IV. O quarto paradigma: um regime ao modo peruano ou argeliano

Trata-se aqui do simples enunciado de uma possibilidade teórica, que há muito tempo é impossível por falta de análises concretas para julgar o grau de probabilidade ou improbabilidade.[17] Tudo dependia da relação de forças no seio do M.F.A., que continuava ainda bastante misterioso, em outubro de 1975, aos olhos dos atores e dos observadores de todos os partidos, qualquer que fosse seu lugar na hierarquia.

De qualquer forma, o quarto “modelo” dificilmente se distinguiria do precedente, salvo que, na falta de um desenvolvimento suficiente das forças produtivas, o papel desempenhado pela “vanguarda” do proletariado teria sido feito pelo aparelhamento do exército. De forma geral, pode-se observar que os quatro paradigmas dos quais acabamos de falar se assemelham nesse sentido em que são (serão, ou seriam) para a revolução portuguesa quatro variantes da falha, e uma falha que não teria sequer a vantagem da novidade, pois todas essas formas foram experimentadas (ou perpassadas) durante a história recente.

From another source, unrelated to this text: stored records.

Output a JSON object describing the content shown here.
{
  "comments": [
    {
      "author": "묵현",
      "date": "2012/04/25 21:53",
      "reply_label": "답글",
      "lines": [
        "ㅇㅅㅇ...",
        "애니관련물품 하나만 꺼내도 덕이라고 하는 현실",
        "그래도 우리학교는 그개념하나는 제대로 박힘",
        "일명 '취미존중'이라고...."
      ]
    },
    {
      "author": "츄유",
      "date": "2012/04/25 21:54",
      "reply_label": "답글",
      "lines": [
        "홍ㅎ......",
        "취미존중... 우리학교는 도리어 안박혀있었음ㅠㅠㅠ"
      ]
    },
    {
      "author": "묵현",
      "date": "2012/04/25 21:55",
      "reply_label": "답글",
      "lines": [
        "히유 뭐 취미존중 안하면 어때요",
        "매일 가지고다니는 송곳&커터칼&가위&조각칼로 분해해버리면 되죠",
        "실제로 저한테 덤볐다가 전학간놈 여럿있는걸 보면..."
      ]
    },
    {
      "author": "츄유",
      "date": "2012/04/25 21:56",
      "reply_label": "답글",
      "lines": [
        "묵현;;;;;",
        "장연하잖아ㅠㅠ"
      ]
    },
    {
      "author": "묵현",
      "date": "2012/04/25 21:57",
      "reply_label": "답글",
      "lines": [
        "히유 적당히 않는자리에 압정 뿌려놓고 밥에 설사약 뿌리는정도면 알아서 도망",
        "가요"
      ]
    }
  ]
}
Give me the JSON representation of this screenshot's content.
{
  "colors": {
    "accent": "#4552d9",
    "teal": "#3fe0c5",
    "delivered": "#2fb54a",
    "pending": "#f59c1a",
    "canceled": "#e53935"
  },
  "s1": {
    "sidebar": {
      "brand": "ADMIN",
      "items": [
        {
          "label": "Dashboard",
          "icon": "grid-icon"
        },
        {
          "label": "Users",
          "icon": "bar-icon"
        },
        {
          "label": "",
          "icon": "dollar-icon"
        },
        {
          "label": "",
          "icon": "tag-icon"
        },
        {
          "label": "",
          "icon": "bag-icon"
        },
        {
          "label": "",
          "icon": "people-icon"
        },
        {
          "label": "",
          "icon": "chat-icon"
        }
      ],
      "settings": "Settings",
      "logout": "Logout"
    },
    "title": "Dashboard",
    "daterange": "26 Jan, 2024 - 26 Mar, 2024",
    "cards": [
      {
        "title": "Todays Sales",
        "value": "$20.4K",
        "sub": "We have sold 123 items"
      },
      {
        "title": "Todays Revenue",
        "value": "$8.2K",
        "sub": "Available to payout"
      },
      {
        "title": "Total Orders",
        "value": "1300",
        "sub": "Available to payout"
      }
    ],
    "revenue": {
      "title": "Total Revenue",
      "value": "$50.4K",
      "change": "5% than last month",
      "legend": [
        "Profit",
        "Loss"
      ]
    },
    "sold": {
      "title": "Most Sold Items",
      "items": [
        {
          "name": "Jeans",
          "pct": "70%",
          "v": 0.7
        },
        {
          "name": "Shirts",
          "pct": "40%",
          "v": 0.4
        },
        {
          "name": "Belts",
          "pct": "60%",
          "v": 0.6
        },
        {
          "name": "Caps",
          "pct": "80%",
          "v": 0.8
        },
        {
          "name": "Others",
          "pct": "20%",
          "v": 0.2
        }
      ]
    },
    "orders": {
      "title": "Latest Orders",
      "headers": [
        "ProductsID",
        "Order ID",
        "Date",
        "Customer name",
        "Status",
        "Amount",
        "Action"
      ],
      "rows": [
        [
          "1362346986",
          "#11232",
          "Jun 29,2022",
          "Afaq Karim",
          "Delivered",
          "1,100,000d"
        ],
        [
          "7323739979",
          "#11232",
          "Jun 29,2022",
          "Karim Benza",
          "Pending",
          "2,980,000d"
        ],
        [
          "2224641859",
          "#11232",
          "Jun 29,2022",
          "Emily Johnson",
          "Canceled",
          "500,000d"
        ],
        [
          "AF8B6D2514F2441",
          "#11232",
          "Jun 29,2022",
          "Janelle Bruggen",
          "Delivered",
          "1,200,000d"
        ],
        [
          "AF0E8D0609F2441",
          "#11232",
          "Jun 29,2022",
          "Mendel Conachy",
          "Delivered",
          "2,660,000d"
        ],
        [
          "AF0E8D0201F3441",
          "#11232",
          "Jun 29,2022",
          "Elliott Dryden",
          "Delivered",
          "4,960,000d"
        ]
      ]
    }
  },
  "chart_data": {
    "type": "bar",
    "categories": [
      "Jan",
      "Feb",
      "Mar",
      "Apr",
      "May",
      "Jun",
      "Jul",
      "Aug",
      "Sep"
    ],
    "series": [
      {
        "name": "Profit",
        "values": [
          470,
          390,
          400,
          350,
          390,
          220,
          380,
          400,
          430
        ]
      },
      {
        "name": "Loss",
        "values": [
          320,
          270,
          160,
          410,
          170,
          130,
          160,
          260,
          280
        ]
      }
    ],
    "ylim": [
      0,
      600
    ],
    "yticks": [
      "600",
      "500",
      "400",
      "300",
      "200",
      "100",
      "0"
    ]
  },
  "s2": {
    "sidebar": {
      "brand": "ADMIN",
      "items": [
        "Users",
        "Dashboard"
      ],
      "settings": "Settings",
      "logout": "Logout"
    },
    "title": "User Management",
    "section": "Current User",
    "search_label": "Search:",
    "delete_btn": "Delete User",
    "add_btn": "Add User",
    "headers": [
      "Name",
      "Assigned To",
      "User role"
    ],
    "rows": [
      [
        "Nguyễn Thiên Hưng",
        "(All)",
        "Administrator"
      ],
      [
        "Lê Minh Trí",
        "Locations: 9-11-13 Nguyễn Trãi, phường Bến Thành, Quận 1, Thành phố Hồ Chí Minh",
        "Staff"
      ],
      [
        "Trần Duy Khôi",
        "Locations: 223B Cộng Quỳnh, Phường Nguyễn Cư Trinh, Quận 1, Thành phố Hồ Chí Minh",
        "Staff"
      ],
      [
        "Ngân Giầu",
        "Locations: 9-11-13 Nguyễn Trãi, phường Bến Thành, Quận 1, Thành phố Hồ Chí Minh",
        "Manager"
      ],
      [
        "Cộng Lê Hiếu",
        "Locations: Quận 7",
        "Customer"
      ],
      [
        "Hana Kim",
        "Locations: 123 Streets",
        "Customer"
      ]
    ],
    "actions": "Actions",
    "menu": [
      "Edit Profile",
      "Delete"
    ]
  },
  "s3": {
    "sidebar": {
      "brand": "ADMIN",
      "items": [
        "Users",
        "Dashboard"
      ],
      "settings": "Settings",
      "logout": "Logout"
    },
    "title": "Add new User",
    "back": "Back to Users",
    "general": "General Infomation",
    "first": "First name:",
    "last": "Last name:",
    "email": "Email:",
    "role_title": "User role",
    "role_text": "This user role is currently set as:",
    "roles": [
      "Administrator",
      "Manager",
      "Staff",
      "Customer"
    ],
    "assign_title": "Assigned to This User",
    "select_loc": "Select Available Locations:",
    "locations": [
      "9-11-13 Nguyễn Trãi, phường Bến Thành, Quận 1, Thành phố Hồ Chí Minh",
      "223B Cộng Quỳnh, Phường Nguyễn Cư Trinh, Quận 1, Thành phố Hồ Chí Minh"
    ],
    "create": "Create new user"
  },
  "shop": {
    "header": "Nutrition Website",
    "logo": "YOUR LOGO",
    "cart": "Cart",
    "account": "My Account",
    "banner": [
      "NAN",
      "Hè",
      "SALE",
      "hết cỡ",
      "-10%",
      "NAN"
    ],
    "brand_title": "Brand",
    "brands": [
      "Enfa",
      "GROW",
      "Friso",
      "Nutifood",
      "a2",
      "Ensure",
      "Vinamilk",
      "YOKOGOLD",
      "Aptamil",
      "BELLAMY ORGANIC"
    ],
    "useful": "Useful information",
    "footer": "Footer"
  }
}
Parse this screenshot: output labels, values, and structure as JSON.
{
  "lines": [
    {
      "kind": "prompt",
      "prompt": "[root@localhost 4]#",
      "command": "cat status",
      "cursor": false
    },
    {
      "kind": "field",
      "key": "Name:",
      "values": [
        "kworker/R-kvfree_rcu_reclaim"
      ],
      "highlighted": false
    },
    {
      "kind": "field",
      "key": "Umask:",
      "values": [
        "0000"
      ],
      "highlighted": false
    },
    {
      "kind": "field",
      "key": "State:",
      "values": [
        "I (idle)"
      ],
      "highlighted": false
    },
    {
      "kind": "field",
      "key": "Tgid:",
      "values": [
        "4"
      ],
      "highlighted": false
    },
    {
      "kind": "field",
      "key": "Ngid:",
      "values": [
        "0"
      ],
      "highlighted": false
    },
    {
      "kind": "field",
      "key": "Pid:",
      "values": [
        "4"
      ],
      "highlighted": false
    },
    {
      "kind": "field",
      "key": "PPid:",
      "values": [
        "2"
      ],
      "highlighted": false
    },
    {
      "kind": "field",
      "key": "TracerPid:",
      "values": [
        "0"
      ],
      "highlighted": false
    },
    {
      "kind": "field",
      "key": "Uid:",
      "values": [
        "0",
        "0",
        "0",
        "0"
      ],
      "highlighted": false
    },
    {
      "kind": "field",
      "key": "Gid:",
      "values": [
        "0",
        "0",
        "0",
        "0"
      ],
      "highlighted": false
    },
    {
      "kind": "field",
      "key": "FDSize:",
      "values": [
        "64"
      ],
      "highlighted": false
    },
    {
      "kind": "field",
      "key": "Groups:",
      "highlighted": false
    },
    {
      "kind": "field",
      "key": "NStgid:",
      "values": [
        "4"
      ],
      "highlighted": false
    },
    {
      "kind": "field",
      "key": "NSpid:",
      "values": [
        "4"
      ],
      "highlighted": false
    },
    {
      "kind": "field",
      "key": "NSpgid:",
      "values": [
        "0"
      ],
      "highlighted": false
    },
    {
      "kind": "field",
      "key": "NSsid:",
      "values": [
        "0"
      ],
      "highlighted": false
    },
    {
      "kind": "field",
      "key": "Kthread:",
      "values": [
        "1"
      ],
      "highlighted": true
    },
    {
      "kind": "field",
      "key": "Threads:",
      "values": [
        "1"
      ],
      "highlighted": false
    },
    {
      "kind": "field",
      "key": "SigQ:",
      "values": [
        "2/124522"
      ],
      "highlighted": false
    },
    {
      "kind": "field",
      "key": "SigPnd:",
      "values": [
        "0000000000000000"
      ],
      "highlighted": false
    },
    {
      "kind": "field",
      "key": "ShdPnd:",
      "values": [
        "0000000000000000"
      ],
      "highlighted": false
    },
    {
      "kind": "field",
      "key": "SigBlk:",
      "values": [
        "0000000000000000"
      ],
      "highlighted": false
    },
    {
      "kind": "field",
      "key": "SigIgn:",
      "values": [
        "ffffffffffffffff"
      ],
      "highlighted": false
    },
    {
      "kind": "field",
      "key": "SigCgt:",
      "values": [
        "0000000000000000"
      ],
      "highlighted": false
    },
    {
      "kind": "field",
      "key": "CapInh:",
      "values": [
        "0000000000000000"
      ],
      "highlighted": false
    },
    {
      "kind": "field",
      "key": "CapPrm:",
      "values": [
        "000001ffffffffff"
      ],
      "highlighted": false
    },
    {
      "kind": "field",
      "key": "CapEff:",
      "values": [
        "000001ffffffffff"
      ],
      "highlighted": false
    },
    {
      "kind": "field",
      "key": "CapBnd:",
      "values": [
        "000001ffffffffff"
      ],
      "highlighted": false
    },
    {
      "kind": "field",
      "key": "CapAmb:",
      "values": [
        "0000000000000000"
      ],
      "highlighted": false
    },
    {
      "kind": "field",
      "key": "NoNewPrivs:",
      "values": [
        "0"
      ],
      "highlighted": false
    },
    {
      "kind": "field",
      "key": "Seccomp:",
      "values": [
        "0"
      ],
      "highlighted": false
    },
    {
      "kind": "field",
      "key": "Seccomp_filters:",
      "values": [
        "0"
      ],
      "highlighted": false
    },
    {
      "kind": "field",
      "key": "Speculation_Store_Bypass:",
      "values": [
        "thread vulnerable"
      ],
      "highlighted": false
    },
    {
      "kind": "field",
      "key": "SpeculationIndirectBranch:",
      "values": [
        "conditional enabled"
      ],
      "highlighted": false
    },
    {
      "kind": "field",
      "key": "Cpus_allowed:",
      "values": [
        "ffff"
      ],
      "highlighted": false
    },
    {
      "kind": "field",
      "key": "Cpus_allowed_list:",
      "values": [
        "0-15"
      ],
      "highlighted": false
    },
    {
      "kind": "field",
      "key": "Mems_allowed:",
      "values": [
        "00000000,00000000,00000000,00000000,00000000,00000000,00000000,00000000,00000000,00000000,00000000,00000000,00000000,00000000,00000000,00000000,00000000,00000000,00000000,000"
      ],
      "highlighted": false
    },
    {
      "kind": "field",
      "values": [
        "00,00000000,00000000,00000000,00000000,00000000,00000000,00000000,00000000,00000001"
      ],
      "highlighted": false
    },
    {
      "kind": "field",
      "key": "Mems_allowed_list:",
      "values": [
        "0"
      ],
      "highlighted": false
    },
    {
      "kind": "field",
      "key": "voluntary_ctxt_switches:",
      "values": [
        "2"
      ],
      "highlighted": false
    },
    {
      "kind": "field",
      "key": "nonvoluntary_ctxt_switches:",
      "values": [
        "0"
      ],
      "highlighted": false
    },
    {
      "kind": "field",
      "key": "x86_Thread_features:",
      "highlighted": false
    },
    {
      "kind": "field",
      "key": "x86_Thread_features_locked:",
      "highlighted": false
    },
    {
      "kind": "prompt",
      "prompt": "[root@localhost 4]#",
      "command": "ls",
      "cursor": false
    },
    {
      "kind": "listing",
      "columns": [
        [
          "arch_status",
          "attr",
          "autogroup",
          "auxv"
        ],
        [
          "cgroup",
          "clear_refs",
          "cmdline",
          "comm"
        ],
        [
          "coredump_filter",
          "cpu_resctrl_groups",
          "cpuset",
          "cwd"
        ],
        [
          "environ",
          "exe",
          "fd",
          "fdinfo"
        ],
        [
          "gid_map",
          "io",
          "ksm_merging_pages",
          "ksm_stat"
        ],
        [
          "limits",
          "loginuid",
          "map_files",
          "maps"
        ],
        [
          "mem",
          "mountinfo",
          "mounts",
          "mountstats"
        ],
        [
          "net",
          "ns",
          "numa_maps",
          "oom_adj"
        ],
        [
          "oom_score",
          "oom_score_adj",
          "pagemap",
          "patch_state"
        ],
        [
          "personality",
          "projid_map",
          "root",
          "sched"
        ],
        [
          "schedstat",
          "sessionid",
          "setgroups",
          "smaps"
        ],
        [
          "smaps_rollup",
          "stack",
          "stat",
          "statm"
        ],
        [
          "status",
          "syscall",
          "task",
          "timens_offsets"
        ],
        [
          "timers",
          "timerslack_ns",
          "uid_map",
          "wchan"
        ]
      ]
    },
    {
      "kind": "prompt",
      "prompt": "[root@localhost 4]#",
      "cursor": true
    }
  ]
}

Pode-se então constatar que até aqui todas as revoluções falharam – enquanto revoluções –, ao menos que demos à essa palavra, “revolução”, o seu sentido astronômico de eterno retorno. Nesse último caso, é verdade, as revoluções todas “tiveram sucesso”, pois elas voltaram – essencialmente – ao seu ponto de partida: quer dizer, a uma sociedade de classes que comporta uma simples modificação do conteúdo (não da forma) da estrutura: a classe dominante não é mais a mesma, mas sempre existe uma. Às vezes a classe burguesa substituiu os feudais, às vezes a burocracia estatal tomou o lugar dos burgueses proprietários dos meios de produção, às vezes, finalmente – quando nenhuma classe domina porque elas são todas fracas ou porque suas forças se equilibram – uma casta militar pode se implantar. Em todos esses casos, a revolução da qual Marx estabeleceu o princípio não aconteceu. Marx tinha escrito no Manifesto Comunista: “Todos os movimentos do passado foram movimentos de minorias ou no interesse de minorias. O movimento proletário é o movimento autônomo da imensa maioria no interesse da imensa maioria”.[18]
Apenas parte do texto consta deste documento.